The summary is a CIA account given to British intelligence "whilst [Mohamed] was held in Pakistan ... prior to his interview by an officer of the Security Service", the judges said. The officer, known only as Witness B, is being investigated by the Metropolitan police for "possible criminal wrongdoing".

The seven-page document will not be released until the result of an appeal is known.

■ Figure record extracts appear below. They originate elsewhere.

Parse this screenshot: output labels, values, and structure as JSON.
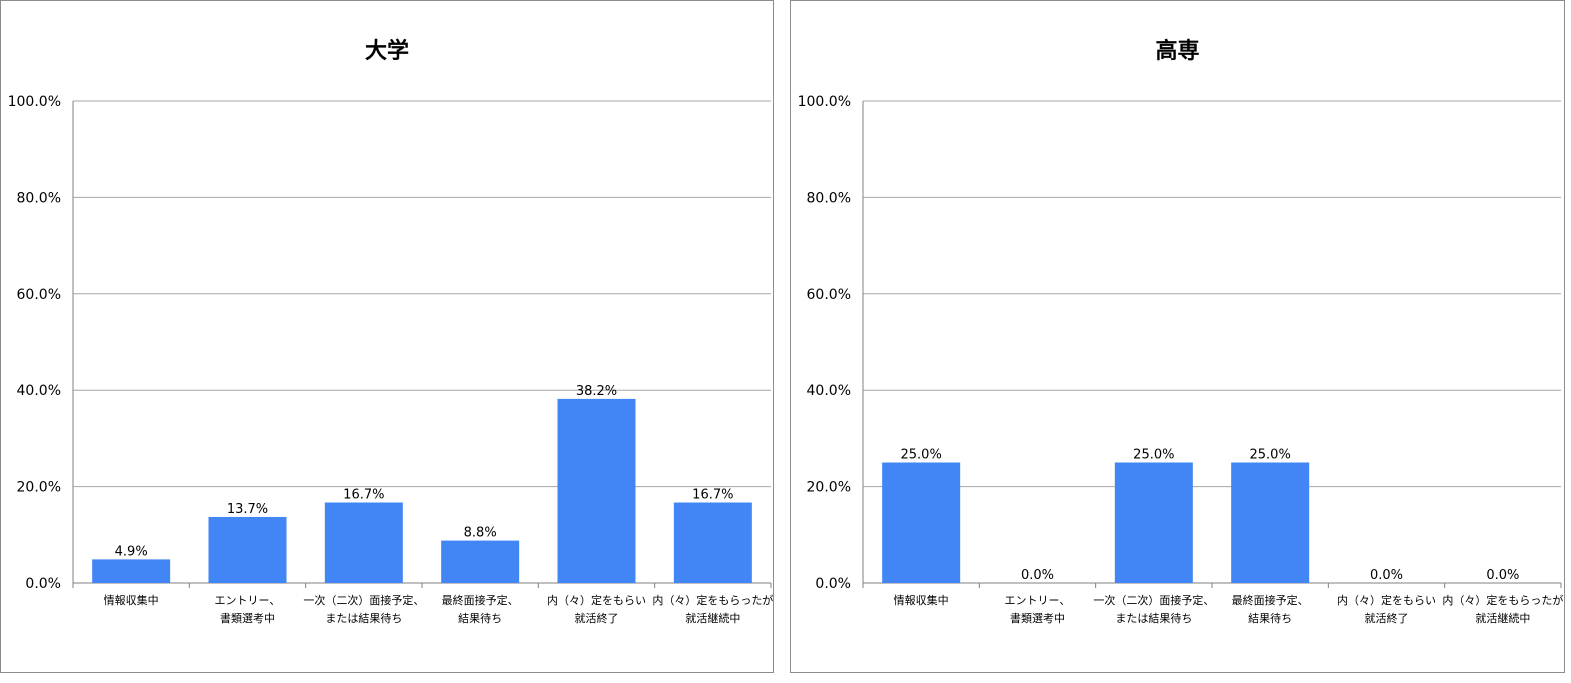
{
  "colors": {
    "bar": "#4285f4",
    "grid": "#a6a6a6",
    "axis": "#808080",
    "text": "#000000"
  },
  "chart_data": [
    {
      "type": "bar",
      "title": "大学",
      "categories": [
        [
          "情報収集中"
        ],
        [
          "エントリー、",
          "書類選考中"
        ],
        [
          "一次（二次）面接予定、",
          "または結果待ち"
        ],
        [
          "最終面接予定、",
          "結果待ち"
        ],
        [
          "内（々）定をもらい",
          "就活終了"
        ],
        [
          "内（々）定をもらったが",
          "就活継続中"
        ]
      ],
      "values": [
        4.9,
        13.7,
        16.7,
        8.8,
        38.2,
        16.7
      ],
      "value_labels": [
        "4.9%",
        "13.7%",
        "16.7%",
        "8.8%",
        "38.2%",
        "16.7%"
      ],
      "ylim": [
        0,
        100
      ],
      "yticks": [
        0,
        20,
        40,
        60,
        80,
        100
      ],
      "ytick_labels": [
        "0.0%",
        "20.0%",
        "40.0%",
        "60.0%",
        "80.0%",
        "100.0%"
      ],
      "grid": true
    },
    {
      "type": "bar",
      "title": "高専",
      "categories": [
        [
          "情報収集中"
        ],
        [
          "エントリー、",
          "書類選考中"
        ],
        [
          "一次（二次）面接予定、",
          "または結果待ち"
        ],
        [
          "最終面接予定、",
          "結果待ち"
        ],
        [
          "内（々）定をもらい",
          "就活終了"
        ],
        [
          "内（々）定をもらったが",
          "就活継続中"
        ]
      ],
      "values": [
        25.0,
        0.0,
        25.0,
        25.0,
        0.0,
        0.0
      ],
      "value_labels": [
        "25.0%",
        "0.0%",
        "25.0%",
        "25.0%",
        "0.0%",
        "0.0%"
      ],
      "ylim": [
        0,
        100
      ],
      "yticks": [
        0,
        20,
        40,
        60,
        80,
        100
      ],
      "ytick_labels": [
        "0.0%",
        "20.0%",
        "40.0%",
        "60.0%",
        "80.0%",
        "100.0%"
      ],
      "grid": true
    }
  ]
}
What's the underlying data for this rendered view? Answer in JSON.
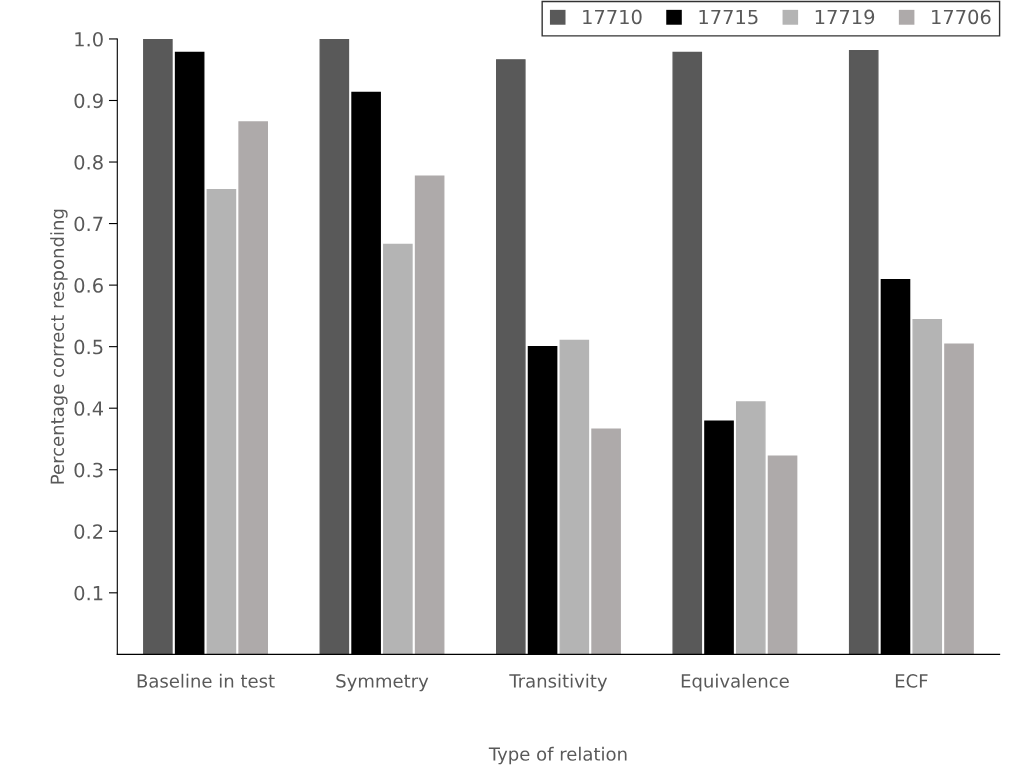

However, the judges made clear their anger at the position adopted by Miliband, MI5, and MI6 in their hard-hitting judgment.

An explanation was needed, they said, about "what the United Kingdom government actually knew about what was alleged to be cruel, inhuman or degrading treatment or torture, in particular what Witness B knew before he interviewed [Mohamed] ... in Pakistan". The judges added that it was important to explain what MI5 "and others knew when they provided further information to the United States to be used in the interrogation".

There was a "compelling public interest" to disclose what Miliband wanted to suppress, they said; there was nothing in the seven-paragraph summary that had anything remotely to do with "secret intelligence".

"In our view, as a court in the United Kingdom, a vital public interest requires, for reasons of democratic accountability and the rule of law in the United Kingdom, that a summary of the most important evidence relating to the involvement of the British security services in wrongdoing be placed in the public domain in the United Kingdom."

The judges sharply criticised the way Miliband and his lawyers tried to persuade the Obama administration to back the suppression of the CIA material. Lawyers acting for Mohamed, the Guardian and other media organisations pointed out that Obama had himself set up an inquiry into CIA practices and published details of their interrogation techniques.

In the end, Miliband had to rely for help on a CIA letter to MI6 claiming that disclosure of the document would harm the security of the US and UK.

The judges made it clear they did not believe the claim was credible. "The public interest in making the paragraphs public is overwhelming," they said.

The document would show what Witness B – an MI5 officer who interrogated Mohamed in Pakistan in 2002 – knew about Mohamed's condition before he questioned him incognito in a Pakistani jail, the judges said.

The CIA secretly flew Mohamed to Morocco, Afghanistan and then Guantánamo Bay, the court has heard. The judges criticised MI5 and MI6 for the belated disclosure of documents that revealed an MI5 officer was in Morocco when Mohamed was held there in a secret jail.

Miliband's lawyers continued to argue that a number of passages in the judges' ruling must be redacted as well as the seven-paragraph CIA document.

Jonathan Evans, the head of MI5, admitted in a speech at Bristol University on Thursday that the Security Service had been "slow to detect the emerging pattern of US practice in the period after 9/11".

"But it is important to recognise that we do not control what other countries do, that operational decisions have to be taken with the knowledge available, even if it is incomplete, and that when the emerging pattern of US policy was detected, necessary improvements were made."

He repeated the mantra that MI5 "does not torture people, nor do we collude in torture or solicit others to torture people on our behalf".

However, he said the situation posed a dilemma. "Given the pressing need to understand and uncover al-Qaida's plans, were we to deal, however circumspectly, with those security services who had experience of working against al-Qaida on their own territory, or were we to refuse to deal with them, accepting that in so doing we would be cutting off a potentially vital source of information that would prevent attacks in the west?

"In my view we would have been derelict in our duty if we had not worked, circumspectly, with overseas liaisons who were in a position to provide intelligence that could safeguard this country from attack. I have every confidence in the behaviour of my officers in what were difficult and, at times, dangerous circumstances".